The Monaco Grand Prix has long been considered to be the crown jewel of Formula 1. Since 1955 it has been a mainstay on the schedule and only failed to take place in 2020 due to the COVID-19 pandemic.

This time around, for what would be the first occasion this season, we have Max Verstappen leading the championship from Charles Leclerc. He holds a 6-point advantage over the Ferrari driver and is on a 3-race winning streak. Leclerc will be hoping to make a comeback in the championship after losing out on a confident win at Barcelona due to a power unit issue. The Monaco GP is his home race, and, to be fair, he hasn’t had the best of luck in Monaco.

The circuit includes some of the most famous parts of any F1 racetrack: Casino Square, the tunnel section and the blisteringly fast Swimming Pool section, to name three.

World champion Max Verstappen heads home this weekend hoping to survive the chaos and beat arch-rival and luckless local hero Charles Leclerc again in Sunday’s 79th running of the Monaco Grand Prix.

Just days after leading his team-mate Sergio Perez over the line in a Red Bull one-two last weekend in Spain, the 24-year-old Dutchman will bid for a repeat to consolidate his grip at the top of this year’s title race.
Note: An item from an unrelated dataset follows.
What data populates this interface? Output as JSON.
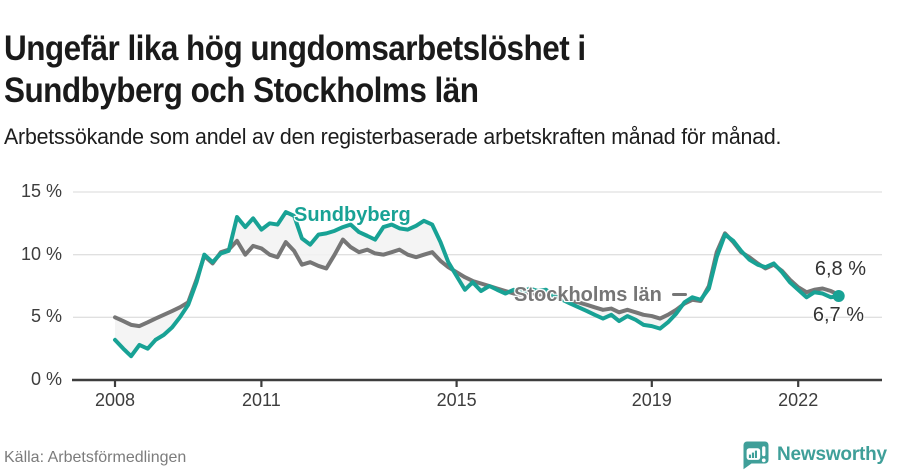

Max Verstappen is reportedly set to race with a heavier car at the 2022 F1 Monaco GP as Red Bull looks to fix some of its reliability issues. Milton Keynes is planning to introduce stiffer parts to the RB18 at Monte Carlo after the DRS on Verstappen’s car failed in Barcelona last weekend.

The Monaco GP is a very peculiar circuit. A specific set of demands needs to be met for a car to do well here. As we found out last season with Mercedes and Lewis Hamilton, the tires need to be in the right window because if that is not the case, you could lose multiple positions in qualifying and the race.

Another critical aspect would be the slow speed efficiency of the car. Mercedes and Ferrari have shown certain prowess throughout the season in those parts of the tracks. However, looking at the last two races, it did appear that Red Bull had caught up with Ferrari in the slow-speed sections.

However, for all of its heritage and fame, Monaco no longer seems untouchable on the F1 schedule the way it once did. Monaco’s current contract expires in 2022, and its future beyond that remains uncertain, with no clear solution to make the Sunday main event more enjoyable for fans and increasing questions about its value to F1.